Но разве несчастная мать могла предполагать, что она так травмирует своего бедного любимого мальчика — (предательский удар был нанесен ему как бы из-за угла какой-то подозрительной развалюхи, заполненной грязными нарами, с которых в темноту ухали хамские крикливые голоса, когда он шел заглядевшись на звезды — неправда! — если б так было. На самом деле было иначе: он шел, вглядываясь в гниющий у него на глазах «метафизический пупок»). Он еще не владел техникой «украшения» каждой минуты — для этого надо быть мудрым старцем.
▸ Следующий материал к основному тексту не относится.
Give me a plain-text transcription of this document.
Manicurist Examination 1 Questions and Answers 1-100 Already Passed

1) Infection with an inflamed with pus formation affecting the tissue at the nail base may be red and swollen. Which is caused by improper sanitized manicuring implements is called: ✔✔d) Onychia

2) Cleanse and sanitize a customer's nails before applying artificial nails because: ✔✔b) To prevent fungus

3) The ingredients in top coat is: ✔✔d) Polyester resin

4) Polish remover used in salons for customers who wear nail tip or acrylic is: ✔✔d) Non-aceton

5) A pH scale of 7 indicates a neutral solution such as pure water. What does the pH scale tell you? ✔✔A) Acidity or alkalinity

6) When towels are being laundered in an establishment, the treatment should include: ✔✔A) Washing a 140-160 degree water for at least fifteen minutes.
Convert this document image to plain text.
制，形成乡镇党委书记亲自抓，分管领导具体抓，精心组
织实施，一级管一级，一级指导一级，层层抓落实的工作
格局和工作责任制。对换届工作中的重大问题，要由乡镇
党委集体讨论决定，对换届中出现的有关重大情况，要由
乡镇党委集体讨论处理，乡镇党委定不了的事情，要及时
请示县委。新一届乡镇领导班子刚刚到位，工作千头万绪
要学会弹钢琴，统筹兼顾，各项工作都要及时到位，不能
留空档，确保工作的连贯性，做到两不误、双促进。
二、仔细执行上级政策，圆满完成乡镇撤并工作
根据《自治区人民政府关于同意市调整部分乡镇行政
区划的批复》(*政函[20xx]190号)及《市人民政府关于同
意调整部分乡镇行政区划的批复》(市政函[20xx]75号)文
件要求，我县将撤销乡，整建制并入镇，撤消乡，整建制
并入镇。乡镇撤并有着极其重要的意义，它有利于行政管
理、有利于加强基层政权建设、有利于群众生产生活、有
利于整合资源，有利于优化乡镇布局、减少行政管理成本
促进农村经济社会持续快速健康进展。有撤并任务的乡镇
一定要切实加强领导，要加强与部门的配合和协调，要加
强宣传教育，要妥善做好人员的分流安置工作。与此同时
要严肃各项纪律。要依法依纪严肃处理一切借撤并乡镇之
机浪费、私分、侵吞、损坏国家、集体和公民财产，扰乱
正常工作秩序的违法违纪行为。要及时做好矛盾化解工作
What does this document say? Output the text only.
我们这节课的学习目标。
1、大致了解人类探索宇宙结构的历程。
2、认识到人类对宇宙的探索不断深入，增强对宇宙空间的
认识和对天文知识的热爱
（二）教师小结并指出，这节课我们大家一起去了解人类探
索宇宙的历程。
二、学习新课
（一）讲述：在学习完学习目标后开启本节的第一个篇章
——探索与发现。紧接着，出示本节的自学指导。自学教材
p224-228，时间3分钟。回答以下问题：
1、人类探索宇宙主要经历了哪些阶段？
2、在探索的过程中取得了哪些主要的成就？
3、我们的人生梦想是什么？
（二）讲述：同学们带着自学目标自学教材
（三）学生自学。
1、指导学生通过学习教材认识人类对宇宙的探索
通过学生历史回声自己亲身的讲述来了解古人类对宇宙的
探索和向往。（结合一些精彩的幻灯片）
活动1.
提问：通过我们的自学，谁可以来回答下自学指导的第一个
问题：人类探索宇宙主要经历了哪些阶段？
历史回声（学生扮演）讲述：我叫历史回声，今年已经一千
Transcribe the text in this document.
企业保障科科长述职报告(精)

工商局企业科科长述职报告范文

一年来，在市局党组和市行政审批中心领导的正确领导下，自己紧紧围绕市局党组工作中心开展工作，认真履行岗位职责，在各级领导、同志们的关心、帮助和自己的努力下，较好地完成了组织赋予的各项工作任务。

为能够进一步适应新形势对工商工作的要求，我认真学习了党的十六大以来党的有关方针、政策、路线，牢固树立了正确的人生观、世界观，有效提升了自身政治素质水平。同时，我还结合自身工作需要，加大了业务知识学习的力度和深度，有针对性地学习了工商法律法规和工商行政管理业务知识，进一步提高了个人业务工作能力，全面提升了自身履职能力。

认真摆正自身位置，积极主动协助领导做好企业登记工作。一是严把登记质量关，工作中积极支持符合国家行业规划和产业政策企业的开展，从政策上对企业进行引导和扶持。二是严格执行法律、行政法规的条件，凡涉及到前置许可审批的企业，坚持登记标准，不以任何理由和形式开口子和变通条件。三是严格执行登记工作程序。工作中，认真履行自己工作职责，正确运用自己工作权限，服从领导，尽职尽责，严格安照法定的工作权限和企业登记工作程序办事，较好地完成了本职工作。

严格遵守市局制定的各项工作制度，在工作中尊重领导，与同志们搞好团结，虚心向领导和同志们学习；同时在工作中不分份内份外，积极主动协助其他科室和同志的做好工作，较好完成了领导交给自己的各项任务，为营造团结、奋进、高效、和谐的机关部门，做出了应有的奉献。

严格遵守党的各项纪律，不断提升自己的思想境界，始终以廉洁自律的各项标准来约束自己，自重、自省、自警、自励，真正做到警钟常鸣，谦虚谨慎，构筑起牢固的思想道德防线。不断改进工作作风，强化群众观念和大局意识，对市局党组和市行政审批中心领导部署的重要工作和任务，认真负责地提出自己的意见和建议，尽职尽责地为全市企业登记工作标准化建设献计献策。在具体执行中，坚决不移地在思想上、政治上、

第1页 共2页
Он мог бы представить княгиню красной демонической звездой, заходящей над непроходимой трясиной жути, которая занимательна сама по себе. А он видел и чувствовал ее как вонючий (отвратительное слово, смердящее даже всухую) мешок с требухой, бьющий его по лицу и заслоняющий жизнь, мешок, в который — якобы отталкивая его — он готов был вцепиться зубами, словно бульдог. Если бы он встретил мать на углу улицы как проститутку — даже это, наверное, не было бы так ужасно, как это бесстыжее и прельстительное в своей чудовищности зрелище. Две любострастные картины слились в одну, и это было ударом по физиономии, не-про-сти-тель-ным оскорблением на всю жизнь. Со дна трясины к нему тянулась какая-то грязная лапа, готовая помочь, если ей прилично заплатят. Чем? Он был нищим — у него «при себе» не было ничего. Казалось, что и впредь у него не будет «психической суммы», достаточной для оплаты подъема из этой ямы. Его ожидали сплошные мучения. Но молодость не переносит таких состояний, если ты не артистоватый размягченец, наподобие исполина нотного стана Тенгера, к которому не прилипает житейская грязь; трансформируясь в так называемые «художественные конструкции», она освящается и обеляется в качественно отличной от жизни сфере, несоотносимой с жизнью как таковой. У Генезипа не было этого скрытого резерва, ибо в нем не было ничего даже от псевдоартиста: он жил, чтобы жить, как каждое животное, если не хуже. Опору следовало искать в реальных чувствах.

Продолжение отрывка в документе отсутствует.